OFR goes live with SRA reassurance that compliance officers are “not sacrifical lambs”


Townsend: SRA will no longer behave somewhere between a teacher and a policeman

The new compliance officers required under outcomes-focused regulation (OFR) – which begins today – “will not be sacrificial lambs for the sins of the organisations they work in”, the chief executive of the Solicitors Regulation Authority (SRA) has stressed.

OFR, which from today is also being adopted by the Council for Licensed Conveyancers, represents a major shift from a prescriptive approach to regulation to a risk-based methodology that focuses on the outcomes achieved for the client.

All law firms are required to have compliance officers for legal practice and for finance and administration, and there are fears that the responsibility that goes with the roles will discourage people from taking them on.

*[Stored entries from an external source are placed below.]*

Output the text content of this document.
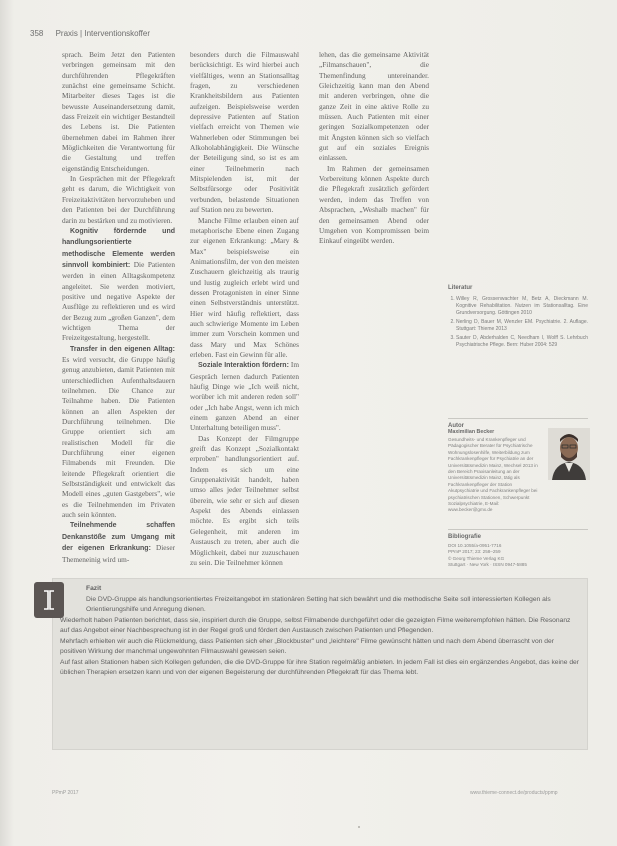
358 Praxis | Interventionskoffer

sprach. Beim Jetzt den Patienten verbringen gemeinsam mit den durchführenden Pflegekräften zunächst eine gemeinsame Schicht. Mitarbeiter dieses Tages ist die bewusste Auseinandersetzung damit, dass Freizeit ein wichtiger Bestandteil des Lebens ist. Die Patienten übernehmen dabei im Rahmen ihrer Möglichkeiten die Verantwortung für die Gestaltung und treffen eigenständig Entscheidungen.

In Gesprächen mit der Pflegekraft geht es darum, die Wichtigkeit von Freizeitaktivitäten hervorzuheben und den Patienten bei der Durchführung darin zu bestärken und zu motivieren.

Kognitiv fördernde und handlungsorientierte methodische Elemente werden sinnvoll kombiniert: Die Patienten werden in einen Alltagskompetenz angeleitet. Sie werden motiviert, positive und negative Aspekte der Ausflüge zu reflektieren und es wird der Bezug zum „großen Ganzen", dem wichtigen Thema der Freizeitgestaltung, hergestellt.

Transfer in den eigenen Alltag: Es wird versucht, die Gruppe häufig genug anzubieten, damit Patienten mit unterschiedlichen Aufenthaltsdauern teilnehmen. Die Chance zur Teilnahme haben. Die Patienten können an allen Aspekten der Durchführung teilnehmen. Die Gruppe orientiert sich am realistischen Modell für die Durchführung einer eigenen Filmabends mit Freunden. Die leitende Pflegekraft orientiert die Selbstständigkeit und entwickelt das Modell eines „guten Gastgebers", wie es die Teilnehmenden im Privaten auch sein könnten.

Teilnehmende schaffen Denkanstöße zum Umgang mit der eigenen Erkrankung: Dieser Themeneinig wird um-

besonders durch die Filmauswahl berücksichtigt. Es wird hierbei auch vielfältiges, wenn an Stationsalltag fragen, zu verschiedenen Krankheitsbildern aus Patienten aufzeigen. Beispielsweise werden depressive Patienten auf Station vielfach erreicht von Themen wie Wahnerleben oder Stimmungen bei Alkoholabhängigkeit. Die Wünsche der Beteiligung sind, so ist es am einer Teilnehmerin nach Mitspielenden ist, mit der Selbstfürsorge oder Positivität verbunden, belastende Situationen auf Station neu zu bewerten.

Manche Filme erlauben einen auf metaphorische Ebene einen Zugang zur eigenen Erkrankung: „Mary & Max" beispielsweise ein Animationsfilm, der von den meisten Zuschauern gleichzeitig als traurig und lustig zugleich erlebt wird und dessen Protagonisten in einer Sinne einen Selbstverständnis unterstützt. Hier wird häufig reflektiert, dass auch schwierige Momente im Leben immer zum Vorschein kommen und dass Mary und Max Schönes erleben. Fast ein Gewinn für alle.

Soziale Interaktion fördern: Im Gespräch lernen dadurch Patienten häufig Dinge wie „Ich weiß nicht, worüber ich mit anderen reden soll" oder „Ich habe Angst, wenn ich mich einem ganzen Abend an einer Unterhaltung beteiligen muss".

Das Konzept der Filmgruppe greift das Konzept „Sozialkontakt erproben" handlungsorientiert auf. Indem es sich um eine Gruppenaktivität handelt, haben umso alles jeder Teilnehmer selbst überein, wie sehr er sich auf diesen Aspekt des Abends einlassen möchte. Es ergibt sich teils Gelegenheit, mit anderen im Austausch zu treten, aber auch die Möglichkeit, dabei nur zuzuschauen zu sein. Die Teilnehmer können

lehen, das die gemeinsame Aktivität „Filmanschauen", die Themenfindung untereinander. Gleichzeitig kann man den Abend mit anderen verbringen, ohne die ganze Zeit in eine aktive Rolle zu müssen. Auch Patienten mit einer geringen Sozialkompetenzen oder mit Ängsten können sich so vielfach gut auf ein soziales Ereignis einlassen.

Im Rahmen der gemeinsamen Vorbereitung können Aspekte durch die Pflegekraft zusätzlich gefördert werden, indem das Treffen von Absprachen, „Weshalb machen" für den gemeinsamen Abend oder Umgehen von Kompromissen beim Einkauf eingeübt werden.

Literatur
1. Willey R, Grossenwachter M, Betz A, Dieckmann M. Kognitive Rehabilitation. Nutzen im Stationsalltag. Eine Grundversorgung. Göttingen 2010
2. Nerling D, Bauer M, Wenzler EM. Psychiatrie. 2. Auflage. Stuttgart: Thieme 2013
3. Sauter D, Abderhalden C, Needham I, Wolff S. Lehrbuch Psychiatrische Pflege. Bern: Huber 2004: 529
Autor
Maximilian Becker
Gesundheits- und Krankenpfleger und Pädagogischer Berater für Psychiatrische Wohnungslosenhilfe, Weiterbildung zum Fachkrankenpfleger für Psychiatrie an der Universitätsmedizin Mainz, Wechsel 2013 in den Bereich Praxisanleitung an der Universitätsmedizin Mainz, tätig als Fachkrankenpfleger der Station Akutpsychiatrie und Fachkrankenpfleger bei psychiatrischen Stationen, Schwerpunkt Sozialpsychiatrie, E-Mail: www.becker@gmx.de
Bibliografie
DOI 10.1055/a-0951-7716
PPmP 2017; 23: 258–259
© Georg Thieme Verlag KG
Stuttgart · New York · ISSN 0947-5885

Fazit

Die DVD-Gruppe als handlungsorientiertes Freizeitangebot im stationären Setting hat sich bewährt und die methodische Seite soll interessierten Kollegen als Orientierungshilfe und Anregung dienen.

Wiederholt haben Patienten berichtet, dass sie, inspiriert durch die Gruppe, selbst Filmabende durchgeführt oder die gezeigten Filme weiterempfohlen hätten. Die Resonanz auf das Angebot einer Nachbesprechung ist in der Regel groß und fördert den Austausch zwischen Patienten und Pflegenden.

Mehrfach erhielten wir auch die Rückmeldung, dass Patienten sich eher „Blockbuster" und „leichtere" Filme gewünscht hätten und nach dem Abend überrascht von der positiven Wirkung der manchmal ungewohnten Filmauswahl gewesen seien.

Auf fast allen Stationen haben sich Kollegen gefunden, die die DVD-Gruppe für ihre Station regelmäßig anbieten. In jedem Fall ist dies ein ergänzendes Angebot, das keine der üblichen Therapien ersetzen kann und von der eigenen Begeisterung der durchführenden Pflegekraft für das Thema lebt.

PPmP 2017	www.thieme-connect.de/products/ppmp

“It does not in any sense remove the obligations from the partners and other managers,” Antony Townsend told Legal Futures.

Though firms have six months to appoint their compliance officers, they will also have to submit their first annual report to the SRA next October, disclosing any lapses about which questions are asked. Experts have said firms should get their officers in place as soon as possible.

The introduction of OFR, with new Code of Conduct, is the culmination of nearly two years of work, delivered on schedule, a task Mr Townsend described as “punishing”. Among the four new core principles underpinning solicitors’ conduct in future is a requirement to “run your business or carry out your role in the business effectively and in accordance with proper governance and sound financial and risk management principles”.

Mr Townsend recognised that the test of the success of OFR will come in the approach the SRA takes to enforcement, where it has promised to work with firms that are trying to comply and no longer behave as “somewhere between a teacher and a policeman”, reaching for disciplinary action too readily. The SRA will, however, come down hard on firms that wilfully refuse to comply, he added.

He dismissed calls to introduce ‘safe harbours’ – where firms can rely on advice provided by the SRA as a defence in the event of regulatory action – as a red herring. “Well-run firms doing their best will not come unstuck for the lack of a safe harbour,” he said.

Legal Services Board chief executive Chris Kenny said: “Moving to outcomes-focused regulation represents an important shift in focus for the SRA, for solicitors and those they serve. It promotes ethical behaviour and innovation by placing responsibility for achieving regulatory outcomes squarely on the shoulders on legal services providers and giving them the freedom to achieve them in different ways.”